LANSING – Many law enforcement agencies -- local and federal -- are investigating the group behind the terrorism plot to kidnap Gov. Gretchen Whitmer.
“Federal and state law enforcement are committed to working together to make sure violent extremists never succeed with their plans, particularly when they target our duly elected leaders," said U.S. Attorney Andrew Birge Thursday.
While they’re affiliate with the Michigan Militia, the Wolverine Watchmen is its own group with its own goals.
For years, we’ve heard about the Michigan Militia and its ties to domestic terrorism and secret training drills in northern Michigan.
The Wolverine Watchmen formed very recently. According to the Attorney General’s Office, Joseph Morrison and Pete Musico were founding members of the group that Assistant AG Gregory Townsend described as “committed to violence.”
The group was formed by citizens angered about Whitmer’s orders during the pandemic. They like to recruit in person and don’t have a large presence online, which might be connected to Facebook, Discord and other social media platforms’ decision to remove accounts associated with the boogaloo movement earlier this year.
NBC News found that, “Several of the men charged (with conspiring to kidnap Whitmer) have histories of anti-government organizing, as well as interest in countering what they saw as an ‘uprising’ against President Donald Trump, according to their online profiles and comments.”

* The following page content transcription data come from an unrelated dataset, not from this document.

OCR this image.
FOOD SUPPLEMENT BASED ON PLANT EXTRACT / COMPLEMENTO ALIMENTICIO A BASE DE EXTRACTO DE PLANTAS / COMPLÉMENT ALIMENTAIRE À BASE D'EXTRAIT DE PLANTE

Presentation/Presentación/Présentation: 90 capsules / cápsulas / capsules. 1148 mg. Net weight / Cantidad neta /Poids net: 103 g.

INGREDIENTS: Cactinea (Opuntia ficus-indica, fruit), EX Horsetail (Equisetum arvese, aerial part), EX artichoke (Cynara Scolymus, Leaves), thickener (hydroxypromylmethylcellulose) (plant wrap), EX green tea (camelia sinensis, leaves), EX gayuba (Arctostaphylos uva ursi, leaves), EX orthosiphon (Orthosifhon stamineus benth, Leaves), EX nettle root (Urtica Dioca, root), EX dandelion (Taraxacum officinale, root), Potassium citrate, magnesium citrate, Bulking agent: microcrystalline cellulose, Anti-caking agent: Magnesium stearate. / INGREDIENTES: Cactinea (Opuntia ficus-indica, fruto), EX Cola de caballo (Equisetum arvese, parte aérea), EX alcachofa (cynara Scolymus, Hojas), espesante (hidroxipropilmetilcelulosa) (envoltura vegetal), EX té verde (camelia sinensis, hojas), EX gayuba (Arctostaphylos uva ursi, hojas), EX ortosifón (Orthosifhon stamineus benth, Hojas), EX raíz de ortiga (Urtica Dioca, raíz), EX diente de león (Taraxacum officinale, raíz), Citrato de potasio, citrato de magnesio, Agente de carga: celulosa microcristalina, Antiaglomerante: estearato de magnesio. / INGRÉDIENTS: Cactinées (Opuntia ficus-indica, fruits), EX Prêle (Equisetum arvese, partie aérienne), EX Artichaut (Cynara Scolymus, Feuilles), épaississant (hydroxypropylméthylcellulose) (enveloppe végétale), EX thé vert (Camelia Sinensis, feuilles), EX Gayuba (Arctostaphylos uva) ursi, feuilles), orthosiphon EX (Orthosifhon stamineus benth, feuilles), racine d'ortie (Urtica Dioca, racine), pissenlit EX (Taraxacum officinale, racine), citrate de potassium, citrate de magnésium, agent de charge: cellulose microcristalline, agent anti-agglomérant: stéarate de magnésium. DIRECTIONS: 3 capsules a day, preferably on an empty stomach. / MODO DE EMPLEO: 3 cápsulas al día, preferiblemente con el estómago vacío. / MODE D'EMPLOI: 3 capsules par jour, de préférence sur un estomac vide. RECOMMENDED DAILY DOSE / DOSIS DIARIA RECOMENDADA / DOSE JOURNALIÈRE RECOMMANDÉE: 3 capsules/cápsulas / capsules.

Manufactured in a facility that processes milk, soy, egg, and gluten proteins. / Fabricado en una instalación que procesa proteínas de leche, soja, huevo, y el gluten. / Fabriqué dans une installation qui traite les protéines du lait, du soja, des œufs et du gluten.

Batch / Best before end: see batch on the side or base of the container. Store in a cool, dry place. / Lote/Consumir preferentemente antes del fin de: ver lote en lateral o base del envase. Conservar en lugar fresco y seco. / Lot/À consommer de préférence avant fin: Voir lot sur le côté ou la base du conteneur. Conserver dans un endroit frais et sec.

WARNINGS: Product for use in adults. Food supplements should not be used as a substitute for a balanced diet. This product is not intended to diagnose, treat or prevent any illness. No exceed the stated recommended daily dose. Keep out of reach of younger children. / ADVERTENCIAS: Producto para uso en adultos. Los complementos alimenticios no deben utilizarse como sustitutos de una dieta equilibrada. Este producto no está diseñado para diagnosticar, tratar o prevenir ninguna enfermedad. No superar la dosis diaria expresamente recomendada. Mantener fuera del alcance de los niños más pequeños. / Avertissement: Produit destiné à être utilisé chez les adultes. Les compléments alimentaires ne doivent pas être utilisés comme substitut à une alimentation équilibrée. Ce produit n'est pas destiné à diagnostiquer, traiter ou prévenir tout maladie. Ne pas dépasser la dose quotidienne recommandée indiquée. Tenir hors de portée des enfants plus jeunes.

Federal officials also said the seven men tied to the Wolverine Watchmen militia group -- Paul Bellar, Shawn Fix, Eric Molitor, Michael Null, William Null, Pete Musico and Joseph Morrison -- support the “boogaloo” movement.
According to the U.S. Department of Justice, boogaloo is a term “used by extremists to signify a coming civil war and/or collapse of society.”
The Department of Homeland Security has called the boogaloo movement as being comprised of “simply violent extremists."
The boogaloo movement is a loosely organized far-right extremist movement with members advocating for a second Civil War. According to the Anti-Defamation League, the current boogaloo movement was first noticed by extremism researchers in 2019. The boogaloo title in use to a second American Civil War is a reference to the 1984 movie “Breakin' 2: Electric Boogaloo.”
According to NBC News, boogaloo extremists have used social media to share instructions for explosives and 3D-printed firearms, distribute illegal firearm modifications and strategize a potential uprising.